Earlier this year, the National Engineering Policy Centre (NEPC) – led by the Royal Academy of Engineering in partnership with the Institution of Engineering and Technology, and BCS, The Chartered Institute for IT – released a landmark policy report, Engineering responsible AI: Foundations for environmentally sustainable AI.
This piece of work addresses a critically under-recognised dimension of the artificial intelligence (AI) revolution: the resource use, environmental impact and infrastructure demands of large-scale AI systems. Its findings have direct relevance for building services engineers and infrastructure professionals, touching on data centres, demand for cooling, power supply, materials supply chains and sustainability obligations.
The explosion of AI deployment across sectors has implications that go beyond software. The NEPC report highlights that AI systems and their enabling infrastructure (for example, large language models, computing clusters and data centres) place growing demands on energy, water and ‘critical’ materials, resources that are managed (or should be managed) within the built environment.
For example: data centre cooling and compute loads drive increased energy demand; many data centres withdraw potable water for cooling; and manufacture and end of life of server hardware draw on rare materials, impact e-waste and create supply-chain risk.
From a building services viewpoint, this means mechanical, electrical and sustainability engineers must now view AI infrastructure as part of the ‘services’ system – not just for IT, but for site infrastructure, cooling, power resilience and resource management.
Key recommendations
The NEPC report formulates five ‘foundational steps’ that governments, organisations and infrastructure providers should adopt to mitigate the environmental impact of AI systems. They are: expand environmental reporting mandates; address information gaps across the value chain; set environmental standards for data centres; reconsider data collection, transmission, storage and management practices; and lead the way with government investment.
Expand environmental reporting mandates: require companies, especially those operating large-scale AI compute infrastructure, to disclose carbon emissions and energy, water and material use. Address information gaps in the value chain: ensure developers, operators and users of AI systems have access to data about environmental impact and infrastructure demands. Set sustainability requirements for data centres: embed cooling-water use, critical materials, power efficiency, e-waste recycling into design and operation. Reconsider data collection, transmission, storage and management practices: ask whether large-scale data hoarding, unnecessarily heavy models or redundant compute are justified, given their resource footprint. Lead the way with government investment: encourage low-resource AI, efficient hardware and sustainable infrastructure, and procurement decisions that embed sustainability.Five foundational steps
Implications for building services engineers and CIBSE members
When designing or specifying data centres, cloud hubs or AI-hosting infrastructure, the ‘services’ requirement must include water use (cooling), thermal management, electrical demand profiles, resilience and decommissioning/reuse of hardware.
The business case for AI infrastructure should factor in not just compute cost, but resource cost, environmental sustainability, and cost of power and water. Engineers should support metrics around these factors.

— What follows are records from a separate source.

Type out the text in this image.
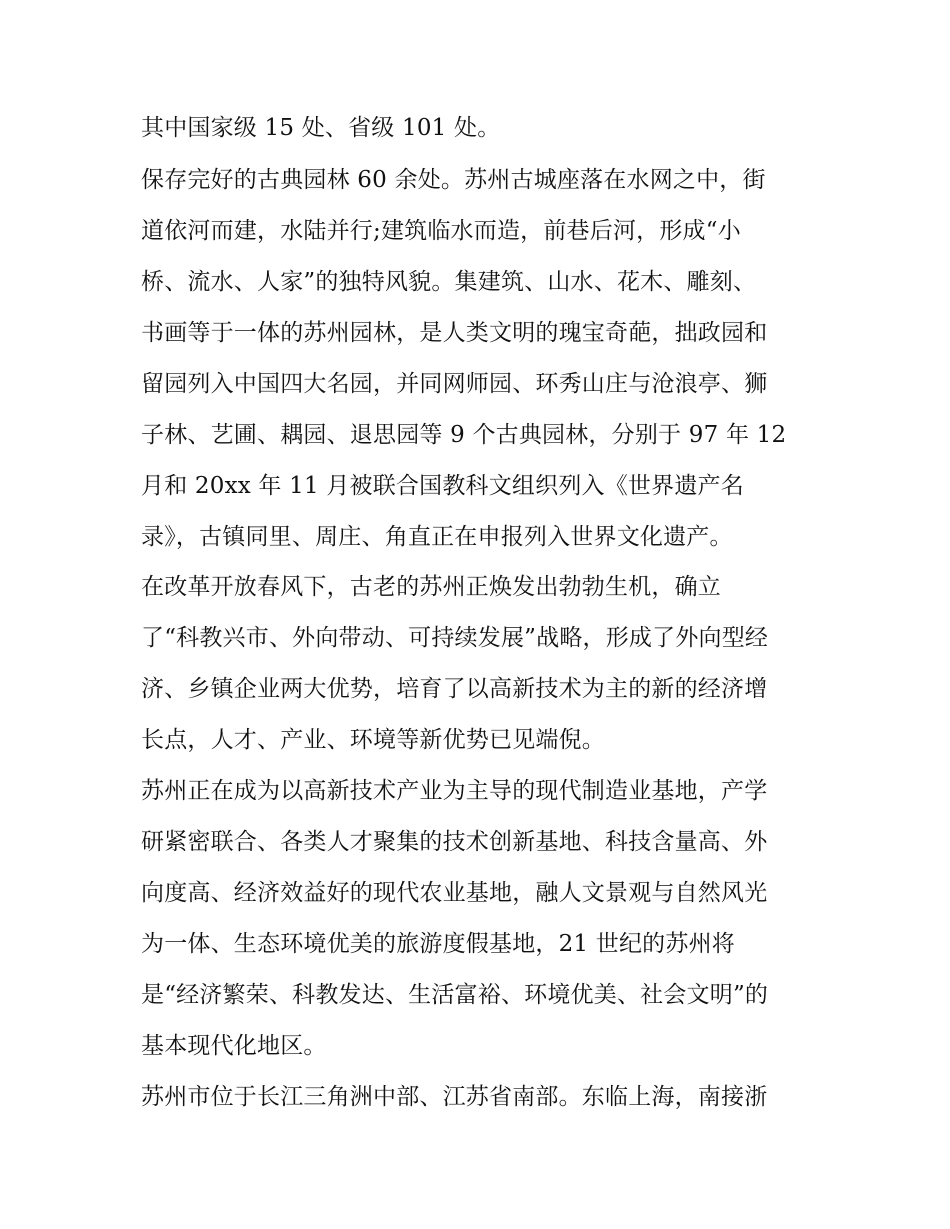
其中国家级 15 处、省级 101 处。
保存完好的古典园林 60 余处。苏州古城座落在水网之中，街
道依河而建，水陆并行;建筑临水而造，前巷后河，形成“小
桥、流水、人家”的独特风貌。集建筑、山水、花木、雕刻、
书画等于一体的苏州园林，是人类文明的瑰宝奇葩，拙政园和
留园列入中国四大名园，并同网师园、环秀山庄与沧浪亭、狮
子林、艺圃、耦园、退思园等 9 个古典园林，分别于 97 年 12
月和 20xx 年 11 月被联合国教科文组织列入《世界遗产名
录》，古镇同里、周庄、角直正在申报列入世界文化遗产。
在改革开放春风下，古老的苏州正焕发出勃勃生机，确立
了“科教兴市、外向带动、可持续发展”战略，形成了外向型经
济、乡镇企业两大优势，培育了以高新技术为主的新的经济增
长点，人才、产业、环境等新优势已见端倪。
苏州正在成为以高新技术产业为主导的现代制造业基地，产学
研紧密联合、各类人才聚集的技术创新基地、科技含量高、外
向度高、经济效益好的现代农业基地，融人文景观与自然风光
为一体、生态环境优美的旅游度假基地，21 世纪的苏州将
是“经济繁荣、科教发达、生活富裕、环境优美、社会文明”的
基本现代化地区。
苏州市位于长江三角洲中部、江苏省南部。东临上海，南接浙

Existing certifications and standards may need revision or expansion to explicitly include metrics around AI compute loads and associated cooling/water demands.
Professional engineers should engage with the ‘digital infrastructure’ agenda as part of sustainability and net zero plans: AI-hosting is a growing part of the built environment. Education, professional development and client briefing must now incorporate an awareness of AI sustainability issues – not just ethical or algorithmic concerns, but the physical/engineering infrastructure side. The NEPC report urges that environmental sustainability should be embedded in education.
Challenges and future directions
While the report makes a strong statement about environmentally sustainable AI, implementation presents challenges. Data centres’ energy- and water-use figures are often opaque; operators may classify them as commercially sensitive. The report warns of the risk that AI growth could undermine other decarbonisation efforts if unmanaged.
A further challenge for the building services sector is that clients often focus purely on IT/compute value, rather than infrastructure resource value. Bridging that gap will require technical specification and effective stakeholder communication.
The NEPC also points beyond the near term: future AI systems may demand orders of magnitude greater computation, implying that current design practices will need to evolve. The report is the first in the Engineering Responsible AI programme and signals further work that is planned on how AI systems can deliver societal benefit while aligning with sustainability.
A blueprint and warning
The NEPC’s Engineering responsible AI report sets a timely and important agenda for how AI deployment must align with environmental sustainability.
As AI becomes more embedded in industry, research and public services, the physical infrastructure that supports it must be designed, operated and managed in a resource-efficient, sustainable way. For engineers tasked with the infrastructure behind the screens, this report offers both a warning and a blueprint.
CIBSE members and building services professionals should explore how the five foundational steps apply to their project scope, and proactively engage in the design of data centres, AI hosting and compute infrastructure systems, with sustainability at their core.